Jennifer Hayden's The Story of My Tits (Top Shelf), released in October with a starred review from PW, is more than a memoir of her illness, it's the story of her life. Her breasts provide a structure for the story, from her childhood, when she stuffed rocks into her bikini to fill it out, through late-blooming adolescence, dealing with her mother's breast cancer and the family issues that brought to the fore, her own love story, motherhood, and finally, saying goodbye to her breasts with a double mastectomy due to breast cancer.
Like Roz Chast's graphic memoir, Can't We Talk About Something More Pleasant, Hayden's book uses the medium of comics to tell a very personal story that speaks to readers far beyond the traditional audience for graphic novels.
Why did you decide to tell your story as a graphic novel?
I wanted something that would take my voice and transmit it to the reader as easily as if I was having a beer with them at the kitchen table. I wanted that informality and immediacy. I didn’t want to be a formal speaker. I didn’t want my words to get in the way. I wanted it to be colloquial.
Your experience with breast cancer is the climax of the story. Why is that?
I could have done this book as "I'm recovering from my mastectomy and this makes me think of so many things,” but I thought that would be so dull—if you already know what has happened it wouldn’t be so exciting. In deciding not to do it that way, I had to lay out everything important to the reader before I got my diagnosis, so they could go through what I went through, and they could literally be me.
This book has a lot of humor for a story about cancer.
I have to say it wouldn't have been so funny if I had died. A lot of things are funny when you survive them. But my husband and I both have kind of gallows humor. Humor had to be part of this book because it was such an underlying part of this story. That's the healing, when you start to laugh. That moment [just before the mastectomy] when they are injecting dye to find my lymph nodes, and they take the needle out and carefully put a Band-Aid on it, and even at that time, when I didn't know I was going to be OK, I looked at my husband and said "Thank God they are taking good care of this breast they are going to lop off."

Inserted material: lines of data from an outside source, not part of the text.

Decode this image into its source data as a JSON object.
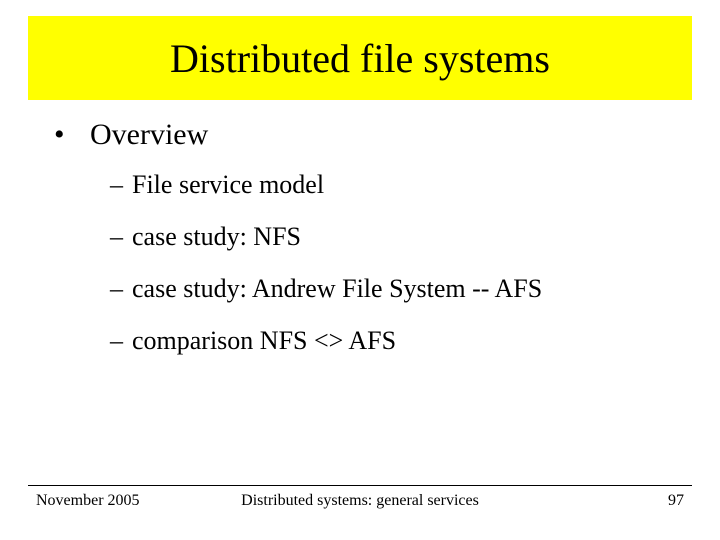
{
  "title": "Distributed file systems",
  "bullets": {
    "level1": {
      "marker": "•",
      "text": "Overview"
    },
    "level2": [
      {
        "dash": "–",
        "text": "File service model"
      },
      {
        "dash": "–",
        "text": "case study: NFS"
      },
      {
        "dash": "–",
        "text": "case study: Andrew File System --  AFS"
      },
      {
        "dash": "–",
        "text": "comparison NFS <> AFS"
      }
    ]
  },
  "footer": {
    "date": "November 2005",
    "center": "Distributed systems: general services",
    "page": "97"
  }
}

Did you think about the fact that this might be your readers' first graphic novel?
It was my first graphic novel. As it was my first graphic novel, I was not speaking to aficionados. I was a beginner. I was in discovery mode, and I wasn't going to be doing any sophisticated quotes or homages to anything I was reading. I was just trying not to fall off the back of the truck. I thought my readers might be like me, might not have discovered graphic novels till mid-life, and I thought, "Be real clear. Do not lose them!"
Breast cancer narratives have become increasingly prominent in recent years. How is your book part of that new conversation?
My cancer was 11 years ago. People weren't talking about breast cancer then with as much lightness as they do now. I set out to tell a survivor's story that would be the story of a woman, and the last chapter is cancer, not a cancer story per se. The question is now how do we go on living with our bodies after surgery or the feeling the other shoe is going to fall. You might have an incredibly long life. My mother had a mastectomy at 58. She is now 89, and she's fine. Who are we?